Alias Chin Peng: My Side of History
- Author: Chin Peng, Ian Ward, Norma Mirflor
- Language: English
- Subject: History, Malayan Emergency
- Genre: Biography
- Publisher: Media Masters
- Publication date: 2003
- ISBN: 978-9810486938

= Alias Chin Peng: My Side of History =

2003 autobiography of Chin Peng

Alias Chin Peng: My Side of History (2003) is the auto-biography of Malaysian communist leader Chin Peng, the former leader of the Malayan Communist Party who led the Malayan resistance against Japan during World War II, the resistance against the British occupation of Malaya during the Malayan Emergency, and later led communist forces during the Communist insurgency in Malaysia (1968–1989).

After arriving at a peace deal with the government of Malaysia, Chin Peng travelled to Britain where he accessed British government and military archives to create a biography and history of the Malayan Emergency.

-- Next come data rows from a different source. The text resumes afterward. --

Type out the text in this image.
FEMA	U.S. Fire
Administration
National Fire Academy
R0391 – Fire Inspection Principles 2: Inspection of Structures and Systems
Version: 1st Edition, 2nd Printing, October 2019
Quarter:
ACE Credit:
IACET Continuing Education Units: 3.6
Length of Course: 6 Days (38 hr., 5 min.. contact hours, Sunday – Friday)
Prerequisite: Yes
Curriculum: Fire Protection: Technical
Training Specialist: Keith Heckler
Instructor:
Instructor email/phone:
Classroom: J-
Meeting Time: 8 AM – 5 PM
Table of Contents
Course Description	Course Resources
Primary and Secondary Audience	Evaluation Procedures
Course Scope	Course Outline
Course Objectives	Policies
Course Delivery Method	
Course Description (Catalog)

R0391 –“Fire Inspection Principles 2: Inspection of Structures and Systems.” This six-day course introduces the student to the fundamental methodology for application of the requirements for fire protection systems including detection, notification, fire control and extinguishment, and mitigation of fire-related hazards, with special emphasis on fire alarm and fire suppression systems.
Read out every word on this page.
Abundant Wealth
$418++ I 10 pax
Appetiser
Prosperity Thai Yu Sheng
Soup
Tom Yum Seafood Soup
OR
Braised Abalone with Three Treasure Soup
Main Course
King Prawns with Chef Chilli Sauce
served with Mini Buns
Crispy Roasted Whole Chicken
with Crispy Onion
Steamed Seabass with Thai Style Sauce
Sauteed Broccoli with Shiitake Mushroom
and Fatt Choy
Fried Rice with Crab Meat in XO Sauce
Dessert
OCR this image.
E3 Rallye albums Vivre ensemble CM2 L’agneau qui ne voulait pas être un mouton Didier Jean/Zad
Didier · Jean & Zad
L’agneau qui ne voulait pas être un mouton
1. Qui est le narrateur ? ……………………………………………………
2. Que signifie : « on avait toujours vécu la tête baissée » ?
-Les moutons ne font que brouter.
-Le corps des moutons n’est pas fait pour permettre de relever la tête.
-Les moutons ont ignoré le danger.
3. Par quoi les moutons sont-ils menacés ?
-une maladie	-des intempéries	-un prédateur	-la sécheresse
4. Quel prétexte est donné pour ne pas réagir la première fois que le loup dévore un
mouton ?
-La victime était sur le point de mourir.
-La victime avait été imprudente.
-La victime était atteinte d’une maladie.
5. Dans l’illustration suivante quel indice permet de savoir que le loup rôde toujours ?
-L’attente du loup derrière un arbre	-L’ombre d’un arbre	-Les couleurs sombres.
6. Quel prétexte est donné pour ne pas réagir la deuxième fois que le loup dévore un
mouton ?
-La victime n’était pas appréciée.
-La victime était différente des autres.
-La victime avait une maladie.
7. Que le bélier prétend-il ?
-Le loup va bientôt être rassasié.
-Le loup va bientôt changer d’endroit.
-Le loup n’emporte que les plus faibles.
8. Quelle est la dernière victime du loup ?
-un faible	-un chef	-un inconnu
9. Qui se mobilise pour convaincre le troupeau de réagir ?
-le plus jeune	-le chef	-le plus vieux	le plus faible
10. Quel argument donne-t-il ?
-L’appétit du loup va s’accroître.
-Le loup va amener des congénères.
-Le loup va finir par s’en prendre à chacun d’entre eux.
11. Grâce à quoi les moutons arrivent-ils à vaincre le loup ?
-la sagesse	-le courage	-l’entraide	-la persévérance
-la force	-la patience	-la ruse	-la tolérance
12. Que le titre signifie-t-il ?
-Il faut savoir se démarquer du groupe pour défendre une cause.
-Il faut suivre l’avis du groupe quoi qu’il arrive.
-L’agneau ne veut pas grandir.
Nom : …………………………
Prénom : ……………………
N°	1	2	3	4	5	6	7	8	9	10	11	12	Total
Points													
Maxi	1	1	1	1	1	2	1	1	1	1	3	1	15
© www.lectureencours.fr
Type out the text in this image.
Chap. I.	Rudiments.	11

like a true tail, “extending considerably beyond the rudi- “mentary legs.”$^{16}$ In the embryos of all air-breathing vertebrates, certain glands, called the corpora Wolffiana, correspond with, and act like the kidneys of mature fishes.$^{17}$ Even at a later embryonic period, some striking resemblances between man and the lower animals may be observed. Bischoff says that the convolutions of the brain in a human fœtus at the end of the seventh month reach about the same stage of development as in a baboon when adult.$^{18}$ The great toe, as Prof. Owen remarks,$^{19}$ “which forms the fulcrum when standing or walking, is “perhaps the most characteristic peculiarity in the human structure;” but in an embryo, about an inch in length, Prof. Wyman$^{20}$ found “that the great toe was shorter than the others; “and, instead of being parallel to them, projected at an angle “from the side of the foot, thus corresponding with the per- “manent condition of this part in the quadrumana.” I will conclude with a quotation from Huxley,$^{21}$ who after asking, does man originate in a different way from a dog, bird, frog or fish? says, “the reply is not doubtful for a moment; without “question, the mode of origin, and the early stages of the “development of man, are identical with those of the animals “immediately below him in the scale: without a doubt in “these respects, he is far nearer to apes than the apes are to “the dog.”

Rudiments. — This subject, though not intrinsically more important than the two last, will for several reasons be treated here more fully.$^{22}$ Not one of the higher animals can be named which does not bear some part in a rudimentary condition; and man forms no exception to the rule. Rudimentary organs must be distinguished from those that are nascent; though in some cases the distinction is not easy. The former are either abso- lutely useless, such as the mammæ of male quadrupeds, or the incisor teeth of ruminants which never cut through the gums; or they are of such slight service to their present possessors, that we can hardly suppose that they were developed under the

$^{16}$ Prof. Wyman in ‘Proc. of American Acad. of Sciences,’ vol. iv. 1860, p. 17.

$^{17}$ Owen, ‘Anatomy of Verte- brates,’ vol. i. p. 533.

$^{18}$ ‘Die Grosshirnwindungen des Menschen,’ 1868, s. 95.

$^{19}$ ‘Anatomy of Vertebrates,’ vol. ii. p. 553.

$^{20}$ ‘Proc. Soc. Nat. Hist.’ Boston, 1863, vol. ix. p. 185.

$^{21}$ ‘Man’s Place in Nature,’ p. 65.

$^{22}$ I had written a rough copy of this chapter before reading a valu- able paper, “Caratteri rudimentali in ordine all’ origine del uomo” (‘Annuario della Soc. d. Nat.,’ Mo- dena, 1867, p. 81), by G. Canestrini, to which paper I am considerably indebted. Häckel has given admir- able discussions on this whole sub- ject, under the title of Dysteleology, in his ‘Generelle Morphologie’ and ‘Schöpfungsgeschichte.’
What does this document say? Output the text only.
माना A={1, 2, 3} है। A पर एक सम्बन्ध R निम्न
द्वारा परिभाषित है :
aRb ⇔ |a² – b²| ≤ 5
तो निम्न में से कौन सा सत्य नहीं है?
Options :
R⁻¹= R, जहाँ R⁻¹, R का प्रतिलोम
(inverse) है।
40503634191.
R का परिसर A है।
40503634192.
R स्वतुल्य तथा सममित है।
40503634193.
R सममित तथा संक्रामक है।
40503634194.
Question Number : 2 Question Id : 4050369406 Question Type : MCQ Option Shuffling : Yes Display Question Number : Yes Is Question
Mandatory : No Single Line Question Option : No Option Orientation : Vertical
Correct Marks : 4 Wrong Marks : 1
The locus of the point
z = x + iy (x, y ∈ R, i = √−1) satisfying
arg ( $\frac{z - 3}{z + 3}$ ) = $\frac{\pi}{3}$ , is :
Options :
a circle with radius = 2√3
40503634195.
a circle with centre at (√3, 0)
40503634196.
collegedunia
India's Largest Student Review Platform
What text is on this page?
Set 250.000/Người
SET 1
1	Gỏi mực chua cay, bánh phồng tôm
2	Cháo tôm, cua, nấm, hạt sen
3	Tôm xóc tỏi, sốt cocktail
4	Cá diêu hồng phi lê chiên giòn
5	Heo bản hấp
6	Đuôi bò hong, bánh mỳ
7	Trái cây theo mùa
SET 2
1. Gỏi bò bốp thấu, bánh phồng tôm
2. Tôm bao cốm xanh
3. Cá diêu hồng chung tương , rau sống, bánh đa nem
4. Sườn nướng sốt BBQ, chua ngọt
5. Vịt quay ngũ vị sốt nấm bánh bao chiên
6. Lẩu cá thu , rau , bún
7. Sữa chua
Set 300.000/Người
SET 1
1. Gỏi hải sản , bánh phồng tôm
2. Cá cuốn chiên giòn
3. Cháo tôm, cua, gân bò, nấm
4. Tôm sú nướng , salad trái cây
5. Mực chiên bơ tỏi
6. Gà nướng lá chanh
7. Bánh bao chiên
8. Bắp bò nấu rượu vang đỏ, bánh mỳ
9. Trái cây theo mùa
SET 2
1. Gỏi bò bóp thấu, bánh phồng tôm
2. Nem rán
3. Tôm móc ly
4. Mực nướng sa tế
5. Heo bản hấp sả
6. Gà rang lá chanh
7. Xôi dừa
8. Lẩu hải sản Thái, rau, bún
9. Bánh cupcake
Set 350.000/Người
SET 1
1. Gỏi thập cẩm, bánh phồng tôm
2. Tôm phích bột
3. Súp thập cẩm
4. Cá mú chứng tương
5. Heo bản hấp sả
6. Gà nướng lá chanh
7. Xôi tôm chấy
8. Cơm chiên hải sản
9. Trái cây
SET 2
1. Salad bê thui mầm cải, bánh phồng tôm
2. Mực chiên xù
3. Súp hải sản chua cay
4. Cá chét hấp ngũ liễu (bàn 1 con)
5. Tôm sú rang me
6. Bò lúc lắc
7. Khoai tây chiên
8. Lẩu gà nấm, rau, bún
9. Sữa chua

Assisting him was former Telegraph journalist Ian Ward and his wife Norma Miraflor. Since its creation, it has become a key text in the historiography of the Malayan Emergency.

== History ==
The Telegraph newspaper reported that copies of My Side of History had been seized by the Malaysian government. However the Malaysian Home Ministry later gave a statement saying that the book had not been banned.

In 2007 the book was translated into Chinese.

== Reception ==
The book received a generally positive reception.

Journalist Ted Grundy described the book as a "must-read".

British activist leader Peter Taaffe described the book as an important read for the study of anti-colonialism.

Historian Karl Hack described the book as giving a unique look into the historiography of the Malayan Emergency.

Fadiah Nadwa Fikri of the National University of Singapore gave the book an overwhelmingly positive review.

The BBC's Malaysian correspondent Jonathan Kent said that the book revived interest in the history of the Malayan Emergency.

Historian Dan Poole wrote that despite Peng not being a historian, his book contained "ground-breaking" research on the British Malayan headhunting scandal.